Whipworm infection is infection of the large intestine caused by Trichocephalus trichiura.
Whipworm infection is a common worldwide infection that mainly affects children. Children may become infected if they swallow soil contaminated with whipworm eggs. When the eggs hatch inside the body, the whipworm sticks inside the wall of the large intestine.
Whipworm is found throughout the world, especially in countries with warm, humid climates. The main risk factor for infection is swallowing soil contaminated with feces. Some outbreaks have been traced to contaminated vegetables (due to presumed soil contamination).
Symptoms range from mild to severe. Sometimes, there are no symptoms. A severe infection may result in bloody diarrhea, iron-deficiency anemia and, on occasion, rectal prolapse.
Exams and Tests
A stool ova and parasites exam reveals the presence of whipworm eggs.
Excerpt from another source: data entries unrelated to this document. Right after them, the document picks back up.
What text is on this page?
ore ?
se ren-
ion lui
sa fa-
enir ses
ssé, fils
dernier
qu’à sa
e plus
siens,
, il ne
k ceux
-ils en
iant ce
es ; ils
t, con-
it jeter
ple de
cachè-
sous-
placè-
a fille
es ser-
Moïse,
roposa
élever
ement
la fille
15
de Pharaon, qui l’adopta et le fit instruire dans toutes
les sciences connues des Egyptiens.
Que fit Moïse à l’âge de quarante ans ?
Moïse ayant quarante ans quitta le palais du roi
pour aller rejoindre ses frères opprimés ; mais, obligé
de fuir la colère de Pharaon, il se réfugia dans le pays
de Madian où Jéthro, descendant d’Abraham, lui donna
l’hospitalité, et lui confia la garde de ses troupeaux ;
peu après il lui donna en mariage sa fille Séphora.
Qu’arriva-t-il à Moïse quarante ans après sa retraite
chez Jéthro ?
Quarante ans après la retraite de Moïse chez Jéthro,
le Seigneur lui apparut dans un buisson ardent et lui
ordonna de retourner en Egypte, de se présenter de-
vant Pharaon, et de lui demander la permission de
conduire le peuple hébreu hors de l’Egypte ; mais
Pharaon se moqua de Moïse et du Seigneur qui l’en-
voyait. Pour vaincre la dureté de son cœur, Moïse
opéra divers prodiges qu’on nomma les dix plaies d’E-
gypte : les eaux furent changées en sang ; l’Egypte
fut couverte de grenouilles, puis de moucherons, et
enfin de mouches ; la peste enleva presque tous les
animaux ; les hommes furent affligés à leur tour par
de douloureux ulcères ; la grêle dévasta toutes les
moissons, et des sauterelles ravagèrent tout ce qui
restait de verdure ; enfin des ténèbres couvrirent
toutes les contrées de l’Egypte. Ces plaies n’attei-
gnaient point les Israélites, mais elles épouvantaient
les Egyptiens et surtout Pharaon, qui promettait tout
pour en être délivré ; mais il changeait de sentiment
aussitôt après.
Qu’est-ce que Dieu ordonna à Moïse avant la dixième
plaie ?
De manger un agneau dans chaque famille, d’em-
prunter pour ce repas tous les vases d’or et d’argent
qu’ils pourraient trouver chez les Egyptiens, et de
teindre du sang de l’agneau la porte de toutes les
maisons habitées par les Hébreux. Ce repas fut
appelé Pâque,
Mebendazole taken by mouth for 3 days is commonly prescribed when the infection causes symptoms. Albendazole is used as an alternative therapy.
Full recovery is expected with treatment.
When to Contact a Medical Professional
Seek medical attention if you or your child develop bloody diarrhea. In addition to whipworm, there are many other infections and illnesses that can cause similar symptoms.
Improved facilities for feces disposal have decreased the incidence of whipworm. Always wash your hands before handing food. Thoroughly washing food may also help prevent this condition.